1\. Detect secrets and credentials in the repository

A recurring problem when developing applications is that developers may
unintentionally commit secrets and credentials to their remote repositories.
If other people have access to the source, or if the project is public, the
sensitive information is then exposed and can be leveraged by malicious users
to gain access to resources like deployment environments. GitLab 11.9 includes
a new check called Secret Detection. It scans the content of the repository to
find API keys and other information that should not be there. GitLab displays
results in the SAST report in the merge request widget, pipelines reports, and
the security dashboards.

2\. Merge request approval rules

Code review is an essential practice of every successful project, but who
should review the changes is not always clear.

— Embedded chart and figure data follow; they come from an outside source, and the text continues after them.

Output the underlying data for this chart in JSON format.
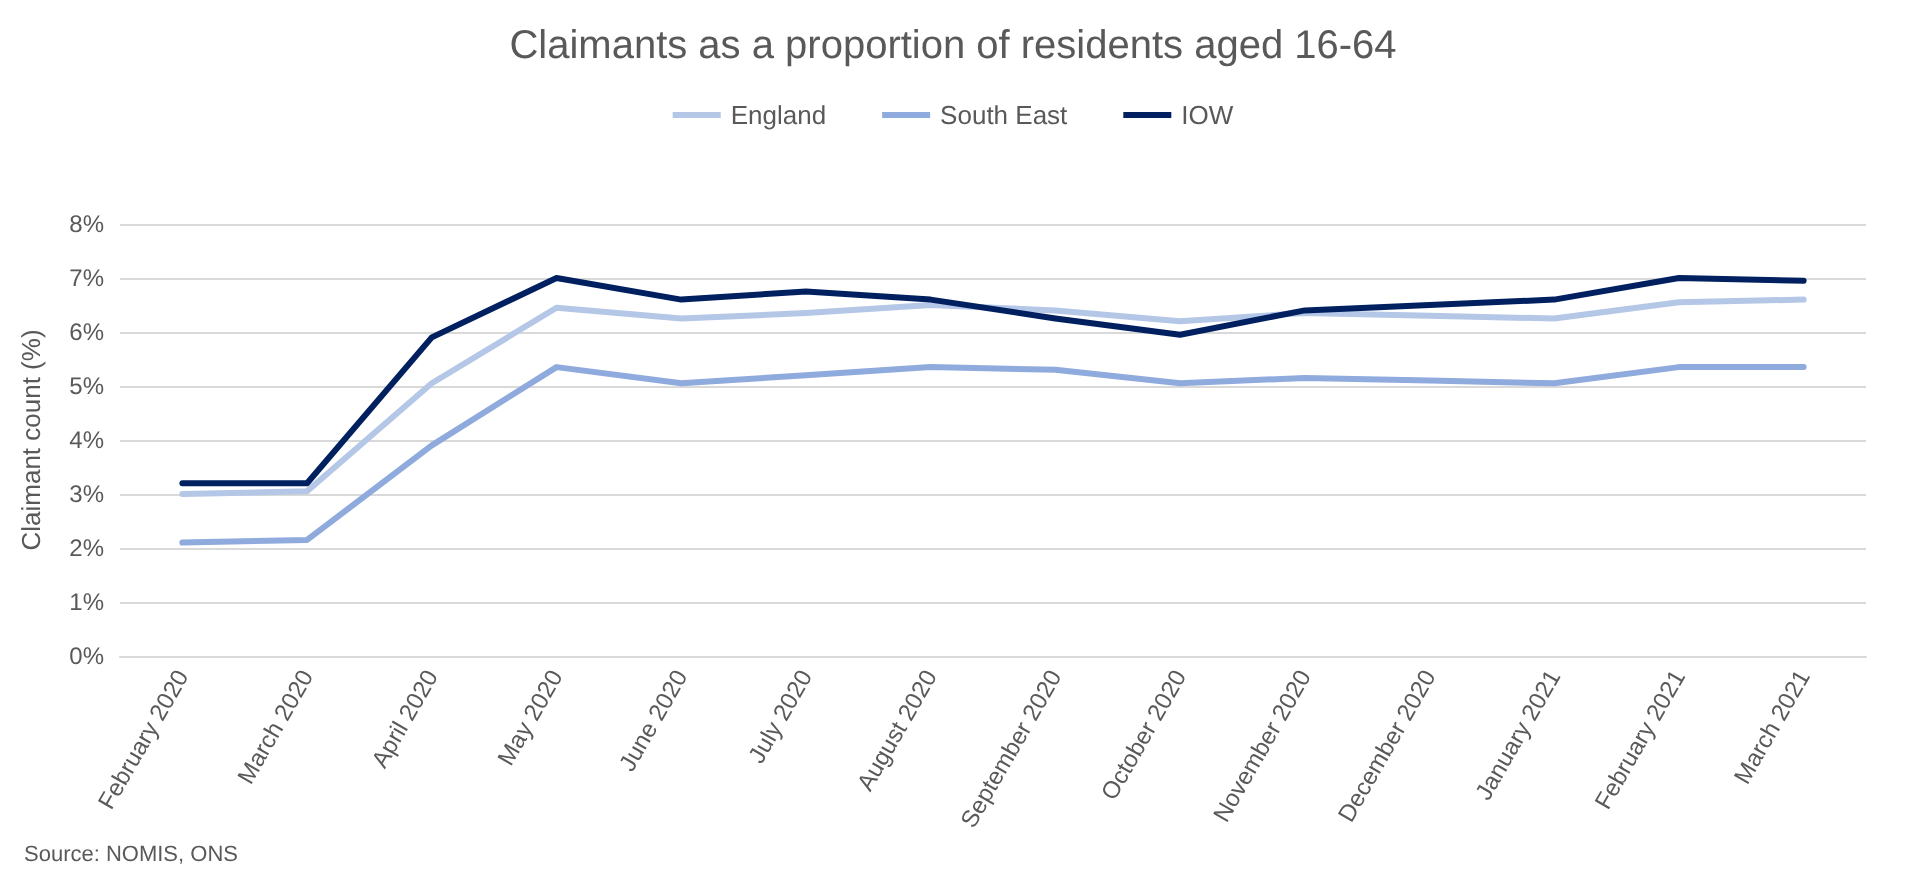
{
  "chart_data": {
    "type": "line",
    "title": "Claimants as a proportion of residents aged 16-64",
    "ylabel": "Claimant count (%)",
    "categories": [
      "February 2020",
      "March 2020",
      "April 2020",
      "May 2020",
      "June 2020",
      "July 2020",
      "August 2020",
      "September 2020",
      "October 2020",
      "November 2020",
      "December 2020",
      "January 2021",
      "February 2021",
      "March 2021"
    ],
    "series": [
      {
        "name": "England",
        "color": "#b4c7e7",
        "values": [
          3.0,
          3.05,
          5.05,
          6.45,
          6.25,
          6.35,
          6.5,
          6.4,
          6.2,
          6.35,
          6.3,
          6.25,
          6.55,
          6.6
        ]
      },
      {
        "name": "South East",
        "color": "#8faadc",
        "values": [
          2.1,
          2.15,
          3.9,
          5.35,
          5.05,
          5.2,
          5.35,
          5.3,
          5.05,
          5.15,
          5.1,
          5.05,
          5.35,
          5.35
        ]
      },
      {
        "name": "IOW",
        "color": "#002060",
        "values": [
          3.2,
          3.2,
          5.9,
          7.0,
          6.6,
          6.75,
          6.6,
          6.25,
          5.95,
          6.4,
          6.5,
          6.6,
          7.0,
          6.95
        ]
      }
    ],
    "ylim": [
      0,
      8
    ],
    "yticks": [
      {
        "value": 0,
        "label": "0%"
      },
      {
        "value": 1,
        "label": "1%"
      },
      {
        "value": 2,
        "label": "2%"
      },
      {
        "value": 3,
        "label": "3%"
      },
      {
        "value": 4,
        "label": "4%"
      },
      {
        "value": 5,
        "label": "5%"
      },
      {
        "value": 6,
        "label": "6%"
      },
      {
        "value": 7,
        "label": "7%"
      },
      {
        "value": 8,
        "label": "8%"
      }
    ],
    "grid": "y",
    "legend": "top",
    "marker": "none",
    "line_style": "solid",
    "annotations": [
      "Source: NOMIS, ONS"
    ]
  }
}
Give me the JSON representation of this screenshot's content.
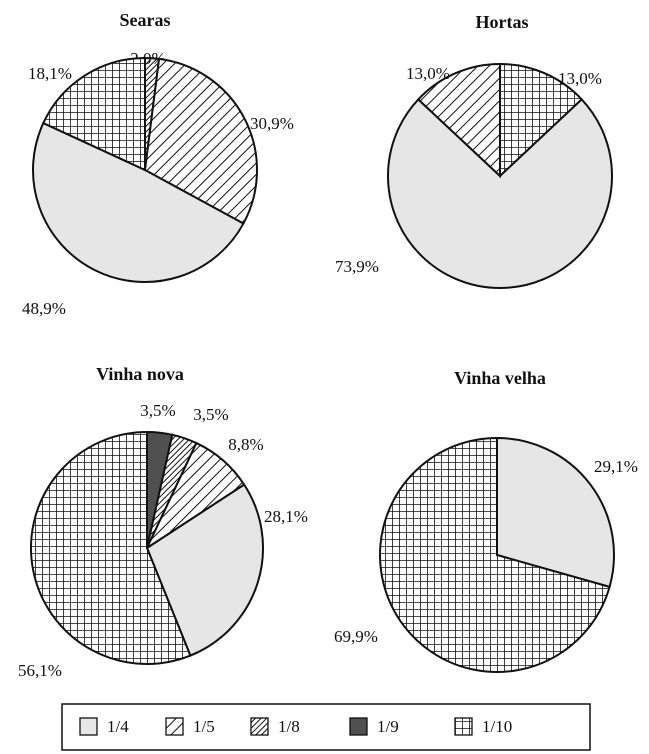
{
  "chart_data": [
    {
      "type": "pie",
      "title": "Searas",
      "categories": [
        "1/8",
        "1/5",
        "1/4",
        "1/10"
      ],
      "values": [
        2.0,
        30.9,
        48.9,
        18.1
      ],
      "value_labels": [
        "2,0%",
        "30,9%",
        "48,9%",
        "18,1%"
      ]
    },
    {
      "type": "pie",
      "title": "Hortas",
      "categories": [
        "1/10",
        "1/4",
        "1/5"
      ],
      "values": [
        13.0,
        73.9,
        13.0
      ],
      "value_labels": [
        "13,0%",
        "73,9%",
        "13,0%"
      ]
    },
    {
      "type": "pie",
      "title": "Vinha nova",
      "categories": [
        "1/9",
        "1/8",
        "1/5",
        "1/4",
        "1/10"
      ],
      "values": [
        3.5,
        3.5,
        8.8,
        28.1,
        56.1
      ],
      "value_labels": [
        "3,5%",
        "3,5%",
        "8,8%",
        "28,1%",
        "56,1%"
      ]
    },
    {
      "type": "pie",
      "title": "Vinha velha",
      "categories": [
        "1/4",
        "1/10"
      ],
      "values": [
        29.1,
        69.9
      ],
      "value_labels": [
        "29,1%",
        "69,9%"
      ]
    }
  ],
  "legend": {
    "labels": [
      "1/4",
      "1/5",
      "1/8",
      "1/9",
      "1/10"
    ],
    "fills": [
      "#e6e6e6",
      "hatch",
      "dense-hatch",
      "#505050",
      "grid"
    ]
  }
}
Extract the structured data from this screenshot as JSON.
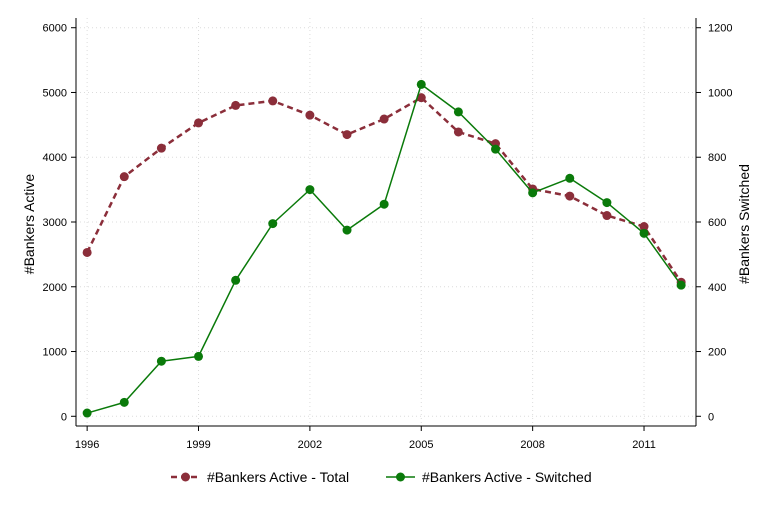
{
  "chart_data": {
    "type": "line",
    "x": [
      1996,
      1997,
      1998,
      1999,
      2000,
      2001,
      2002,
      2003,
      2004,
      2005,
      2006,
      2007,
      2008,
      2009,
      2010,
      2011,
      2012
    ],
    "series": [
      {
        "name": "#Bankers Active - Total",
        "axis": "left",
        "color": "#8b2e3a",
        "style": "dashed",
        "values": [
          2530,
          3700,
          4140,
          4530,
          4800,
          4870,
          4650,
          4350,
          4590,
          4920,
          4390,
          4210,
          3510,
          3400,
          3100,
          2930,
          2070
        ]
      },
      {
        "name": "#Bankers Active - Switched",
        "axis": "right",
        "color": "#0a7a0a",
        "style": "solid",
        "values": [
          10,
          43,
          170,
          185,
          420,
          595,
          700,
          575,
          655,
          1025,
          940,
          825,
          690,
          735,
          660,
          565,
          405
        ]
      }
    ],
    "x_ticks": [
      "1996",
      "1999",
      "2002",
      "2005",
      "2008",
      "2011"
    ],
    "x_tick_values": [
      1996,
      1999,
      2002,
      2005,
      2008,
      2011
    ],
    "y_left_ticks": [
      "0",
      "1000",
      "2000",
      "3000",
      "4000",
      "5000",
      "6000"
    ],
    "y_right_ticks": [
      "0",
      "200",
      "400",
      "600",
      "800",
      "1000",
      "1200"
    ],
    "xlim": [
      1995.7,
      2012.4
    ],
    "ylim_left": [
      -150,
      6150
    ],
    "ylim_right": [
      -30,
      1230
    ],
    "ylabel_left": "#Bankers Active",
    "ylabel_right": "#Bankers Switched",
    "grid": true,
    "legend_position": "bottom"
  }
}
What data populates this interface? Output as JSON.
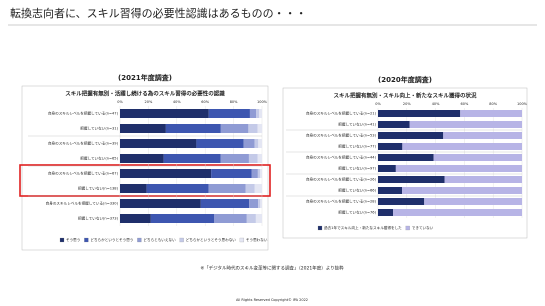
{
  "header": {
    "title": "転換志向者に、スキル習得の必要性認識はあるものの・・・"
  },
  "chart_data": [
    {
      "type": "hbar-stacked",
      "subtitle": "(2021年度調査)",
      "title": "スキル把握有無別・活躍し続ける為のスキル習得の必要性の認識",
      "categories": [
        "自身のスキルレベルを把握している(n=47)",
        "把握していない(n=31)",
        "自身のスキルレベルを把握している(n=39)",
        "把握していない(n=65)",
        "自身のスキルレベルを把握している(n=67)",
        "把握していない(n=138)",
        "自身のスキルレベルを把握している(n=330)",
        "把握していない(n=373)"
      ],
      "series": [
        {
          "name": "そう思う",
          "color": "#1f2f6b",
          "values": [
            62.5,
            32.3,
            53.8,
            30.8,
            64.2,
            18.8,
            56.9,
            21.7
          ]
        },
        {
          "name": "どちらかというとそう思う",
          "color": "#3d56b0",
          "values": [
            29.0,
            38.7,
            33.3,
            40.0,
            28.4,
            43.5,
            34.0,
            44.5
          ]
        },
        {
          "name": "どちらともいえない",
          "color": "#8f9bd4",
          "values": [
            4.3,
            19.4,
            7.7,
            20.0,
            4.5,
            26.1,
            6.4,
            23.1
          ]
        },
        {
          "name": "どちらかというとそう思わない",
          "color": "#c4cae8",
          "values": [
            2.1,
            6.5,
            2.6,
            6.2,
            1.5,
            6.5,
            1.5,
            6.4
          ]
        },
        {
          "name": "そう思わない",
          "color": "#e4e6f3",
          "values": [
            2.1,
            3.2,
            2.6,
            3.0,
            1.4,
            5.1,
            1.2,
            4.3
          ]
        }
      ],
      "xlim": [
        0,
        100
      ],
      "xticks": [
        {
          "value": 0,
          "label": "0%"
        },
        {
          "value": 20,
          "label": "20%"
        },
        {
          "value": 40,
          "label": "40%"
        },
        {
          "value": 60,
          "label": "60%"
        },
        {
          "value": 80,
          "label": "80%"
        },
        {
          "value": 100,
          "label": "100%"
        }
      ],
      "grid": true
    },
    {
      "type": "hbar-stacked",
      "subtitle": "(2020年度調査)",
      "title": "スキル把握有無別・スキル向上・新たなスキル獲得の状況",
      "categories": [
        "自身のスキルレベルを把握している(n=21)",
        "把握していない(n=41)",
        "自身のスキルレベルを把握している(n=53)",
        "把握していない(n=77)",
        "自身のスキルレベルを把握している(n=44)",
        "把握していない(n=97)",
        "自身のスキルレベルを把握している(n=26)",
        "把握していない(n=66)",
        "自身のスキルレベルを把握している(n=28)",
        "把握していない(n=76)"
      ],
      "series": [
        {
          "name": "過去1年でスキル向上・新たなスキル獲得をした",
          "color": "#1f2f6b",
          "values": [
            57.1,
            22.0,
            45.3,
            16.9,
            38.6,
            12.4,
            46.2,
            16.7,
            32.1,
            10.5
          ]
        },
        {
          "name": "できていない",
          "color": "#b7b4e6",
          "values": [
            42.9,
            78.0,
            54.7,
            83.1,
            61.4,
            87.6,
            53.8,
            83.3,
            67.9,
            89.5
          ]
        }
      ],
      "xlim": [
        0,
        100
      ],
      "xticks": [
        {
          "value": 0,
          "label": "0%"
        },
        {
          "value": 20,
          "label": "20%"
        },
        {
          "value": 40,
          "label": "40%"
        },
        {
          "value": 60,
          "label": "60%"
        },
        {
          "value": 80,
          "label": "80%"
        },
        {
          "value": 100,
          "label": "100%"
        }
      ],
      "grid": true
    }
  ],
  "footnote": "※「デジタル時代のスキル変革等に関する調査」（2021年度）より抜粋",
  "footer": "All Rights Reserved Copyright© IPA 2022"
}
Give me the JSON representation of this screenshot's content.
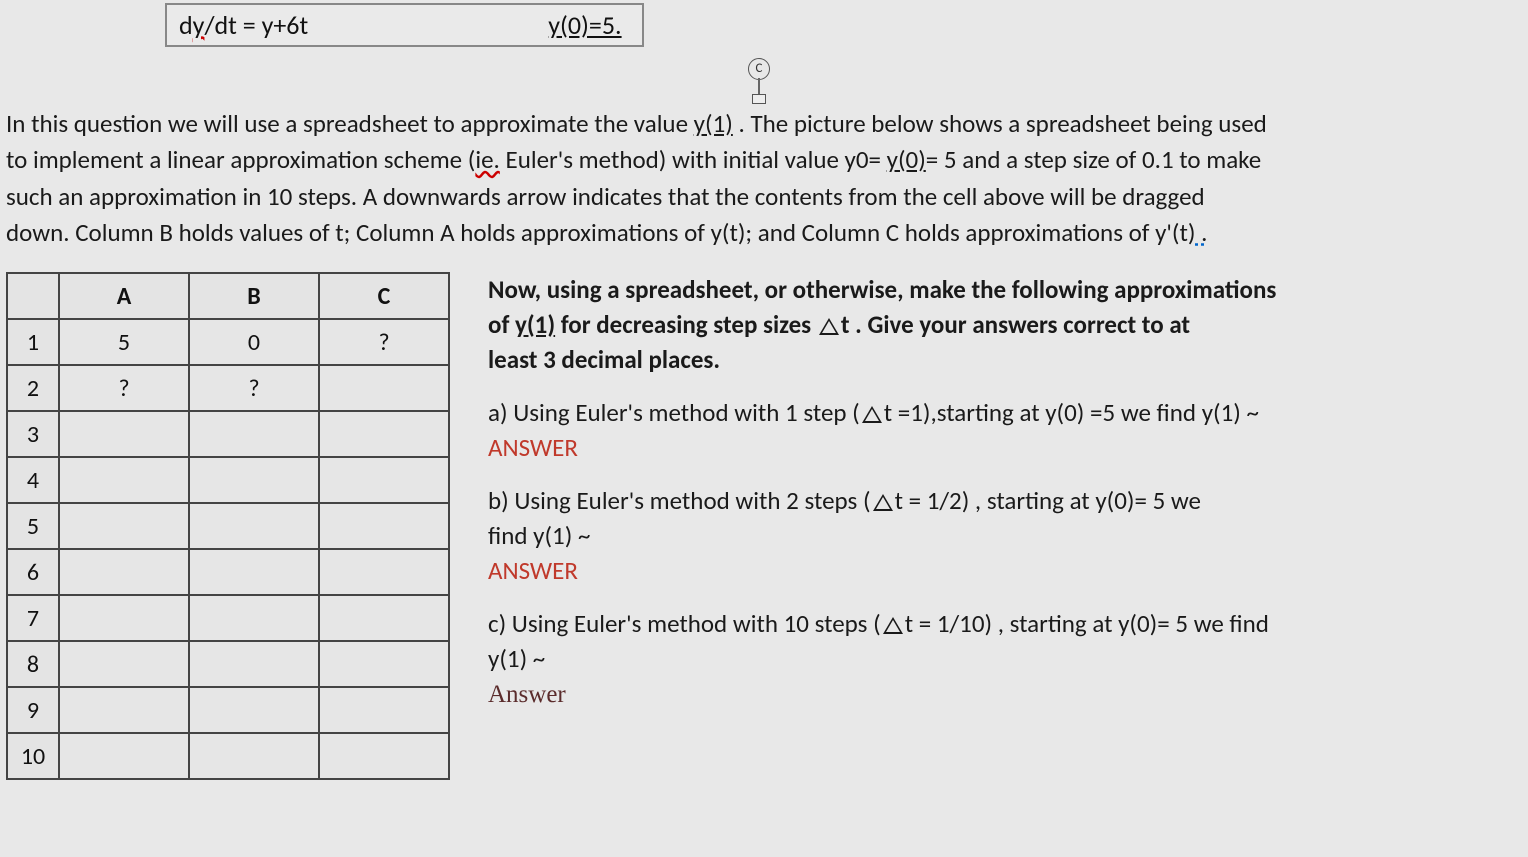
{
  "equation": {
    "lhs_prefix": "d",
    "lhs_underlined": "y",
    "lhs_rest": "/dt = y+6t",
    "rhs": "y(0)=5.",
    "cursor_glyph": "↓"
  },
  "button_c": "C",
  "paragraph": {
    "l1a": "In this question we will use a spreadsheet to approximate the value ",
    "l1b": "y(1)",
    "l1c": " . The picture below shows a spreadsheet being used",
    "l2a": "to implement a linear approximation scheme (",
    "l2b": "ie.",
    "l2c": " Euler's method) with initial value y0= ",
    "l2d": "y(0)",
    "l2e": "= 5 and a step size of 0.1 to make",
    "l3": "such an approximation in 10 steps. A downwards arrow indicates that the contents from the cell above will be dragged",
    "l4a": "down.  Column B holds values of t; Column A holds approximations of y(t); and Column C holds approximations of y'(t)",
    "l4b": " ."
  },
  "table": {
    "headers": [
      "A",
      "B",
      "C"
    ],
    "rows": [
      {
        "n": "1",
        "a": "5",
        "b": "0",
        "c": "?"
      },
      {
        "n": "2",
        "a": "?",
        "b": "?",
        "c": ""
      },
      {
        "n": "3",
        "a": "",
        "b": "",
        "c": ""
      },
      {
        "n": "4",
        "a": "",
        "b": "",
        "c": ""
      },
      {
        "n": "5",
        "a": "",
        "b": "",
        "c": ""
      },
      {
        "n": "6",
        "a": "",
        "b": "",
        "c": ""
      },
      {
        "n": "7",
        "a": "",
        "b": "",
        "c": ""
      },
      {
        "n": "8",
        "a": "",
        "b": "",
        "c": ""
      },
      {
        "n": "9",
        "a": "",
        "b": "",
        "c": ""
      },
      {
        "n": "10",
        "a": "",
        "b": "",
        "c": ""
      }
    ]
  },
  "right": {
    "intro1": "Now, using a spreadsheet, or otherwise, make the following approximations",
    "intro2a": "of ",
    "intro2b": "y(1)",
    "intro2c": " for decreasing step sizes ",
    "intro2d": "t . Give your answers correct to at",
    "intro3": "least 3 decimal places.",
    "a1": "a) Using Euler's method with 1 step (",
    "a2": "t =1),starting at y(0) =5 we find y(1) ~",
    "a_ans": "ANSWER",
    "b1": "b)   Using Euler's method with 2 steps (",
    "b2": "t = 1/2) , starting at y(0)= 5 we",
    "b3": "find y(1) ~",
    "b_ans": "ANSWER",
    "c1": "c)  Using Euler's method with 10 steps (",
    "c2": "t = 1/10) , starting at y(0)= 5  we find",
    "c3": "y(1) ~",
    "c_ans": "Answer"
  }
}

It is often desirable to have a
variety of reviewers from different teams like Engineering, UX, and Product.
Approval Rules allow you to better communicate who should participate in code
reviews by specifying the eligible approvers and the minimum number of
approvals for each. Approval rules are shown in the merge request widget so
the next reviewer can quickly be assigned.

3\. Move ChatOps to Core

Initially introduced in GitLab Ultimate 10.6, ChatOps has now moved to GitLab
Core. GitLab ChatOps provides the ability to trigger GitLab CI jobs from Slack
by using the slash commands feature. We are open sourcing this feature in
alignment with our buyer-driven tier designation to encourage its use and
contribution by the community.